Britain’s poor record on productivity is owed to the fact that we don’t invest enough in capital stock, infrastructure and technology. Our export performance is poor, many of our cities are not the powerhouses we need them to be, and, most of all, we are not keeping pace with the demand for new skills. In short, we are not getting the next generation ready for work.
We have a task on our hands. A recent survey showed that 80 per cent of businesses were worried about skills. Britain does much worse in digital skills than our main competitors. We have far too many students who emerge from full-time education without the skills they need for work. They lose out, employers lose out, the nation loses out and it will be the mission of the Labour party to fix this.
Secure, well paid, skilled work is not separate from good business. It is the driver of good business. It drives enterprise, wealth creation, and from there, great communities to live in. This is how the Labour Party I lead see our partnership.

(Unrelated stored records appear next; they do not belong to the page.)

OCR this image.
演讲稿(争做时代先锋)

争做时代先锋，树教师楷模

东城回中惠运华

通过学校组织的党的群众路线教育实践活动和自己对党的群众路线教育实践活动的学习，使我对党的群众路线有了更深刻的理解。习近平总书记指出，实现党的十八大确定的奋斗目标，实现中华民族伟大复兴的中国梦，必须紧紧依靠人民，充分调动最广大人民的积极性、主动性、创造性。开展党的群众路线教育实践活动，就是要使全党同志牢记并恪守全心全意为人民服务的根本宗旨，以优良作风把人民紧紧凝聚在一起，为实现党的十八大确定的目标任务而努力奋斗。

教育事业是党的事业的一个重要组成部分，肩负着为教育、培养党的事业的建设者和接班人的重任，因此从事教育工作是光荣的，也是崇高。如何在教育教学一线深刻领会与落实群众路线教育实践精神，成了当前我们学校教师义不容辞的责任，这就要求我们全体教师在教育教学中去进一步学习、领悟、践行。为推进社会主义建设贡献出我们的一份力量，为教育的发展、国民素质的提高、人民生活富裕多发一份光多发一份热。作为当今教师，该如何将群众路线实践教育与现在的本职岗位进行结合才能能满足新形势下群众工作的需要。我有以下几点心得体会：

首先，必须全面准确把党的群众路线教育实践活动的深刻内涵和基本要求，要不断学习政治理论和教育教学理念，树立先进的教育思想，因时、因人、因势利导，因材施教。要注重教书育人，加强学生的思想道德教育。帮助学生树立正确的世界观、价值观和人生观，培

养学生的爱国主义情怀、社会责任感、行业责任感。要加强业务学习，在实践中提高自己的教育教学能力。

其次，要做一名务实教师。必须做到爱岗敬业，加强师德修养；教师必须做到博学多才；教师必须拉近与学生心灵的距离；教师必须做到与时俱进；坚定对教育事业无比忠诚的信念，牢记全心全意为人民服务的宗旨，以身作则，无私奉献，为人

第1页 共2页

Labour, as our name implies, is the party of working people. When business profits, we all do. And the role of government in supporting that is unquestionable. We’ll incentivise new start-ups, we’ll scrap unfair business rates, with our plans to buy, make and sell more in Britain, we’ll “Make it Here”, and with our ambitious £28bn a year Climate Investment pledge we’ll guarantee Britain leads in the jobs of the future.
We have policies to secure this country’s long-term prosperity. We need to invest in the future. We cannot afford not to. A view I hold, but this government doesn’t seem to share. I will work with business to harness growth for the future, by running the stable government and the tight ship that our country’s prosperity depends on.